The deal includes the LSAC purchasing an undisclosed number of tablets, but there is a lot more to going digital than just buying the equipment. Administrators are going to have to be retrained on how to give the test. The transition will also require some infrastructure alterations.

"There are clear and profound opportunities for the legal profession to use data and digital technology to support its timeless and important role in society. Microsoft is excited to partner with the LSAC on its digital transformation."

Neither Microsoft nor LSAC commented on the financials of the deal. The press release said the council would be purchasing thousands of Surface Go tablets, but stopped short of getting into specifics.

The LSAT currently costs about $190 to take. It is unclear whether the switch to digital will increase costs for students due to the initial investment in equipment and infrastructure, or decrease it due to the long-term savings in materials and printing costs.

“We evaluate the fees annually because we’re working to help candidates be able to apply and not be pushed out due to raised fees,” said Testy. “The cost is still in flux because we’re reevaluating the number of students applying to law school every year.”

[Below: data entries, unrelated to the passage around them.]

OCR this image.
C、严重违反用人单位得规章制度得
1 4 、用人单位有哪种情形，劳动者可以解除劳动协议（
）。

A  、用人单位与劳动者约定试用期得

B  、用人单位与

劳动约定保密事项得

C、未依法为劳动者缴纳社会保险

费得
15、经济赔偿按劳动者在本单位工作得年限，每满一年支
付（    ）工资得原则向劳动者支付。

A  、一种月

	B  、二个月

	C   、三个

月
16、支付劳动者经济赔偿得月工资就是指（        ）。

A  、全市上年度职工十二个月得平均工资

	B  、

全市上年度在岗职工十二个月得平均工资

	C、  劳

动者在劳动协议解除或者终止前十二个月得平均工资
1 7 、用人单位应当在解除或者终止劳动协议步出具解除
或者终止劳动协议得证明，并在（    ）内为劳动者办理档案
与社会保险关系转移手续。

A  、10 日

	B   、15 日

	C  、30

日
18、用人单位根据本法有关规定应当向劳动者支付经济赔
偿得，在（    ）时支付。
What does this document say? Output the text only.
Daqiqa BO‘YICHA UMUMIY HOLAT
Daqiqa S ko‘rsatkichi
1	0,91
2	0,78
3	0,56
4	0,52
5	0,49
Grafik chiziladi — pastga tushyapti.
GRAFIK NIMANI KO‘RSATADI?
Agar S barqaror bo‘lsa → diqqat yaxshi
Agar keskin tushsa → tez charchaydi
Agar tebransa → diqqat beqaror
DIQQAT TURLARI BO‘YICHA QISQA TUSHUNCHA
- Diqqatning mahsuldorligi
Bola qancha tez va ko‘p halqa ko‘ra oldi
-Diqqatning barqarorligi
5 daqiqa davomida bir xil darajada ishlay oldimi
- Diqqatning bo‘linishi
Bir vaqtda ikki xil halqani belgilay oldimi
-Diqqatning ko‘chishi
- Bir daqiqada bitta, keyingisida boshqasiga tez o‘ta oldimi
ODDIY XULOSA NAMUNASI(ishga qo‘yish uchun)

The Surface Go was not the only tablet considered. The LSAC also looked at iPads but decided the Apple devices at too locked into a proprietary system. Chromebooks were also examined but did not deliver the level of quality the organization had in mind.

The choice to go with the Microsoft devices is a big win for Redmond. Surface Go tablets for enterprise operations start at $450. Couple the “thousands” in immediate sales with the infrastructure services that the company will provide, and Microsoft is looking at a pretty decent bottom line.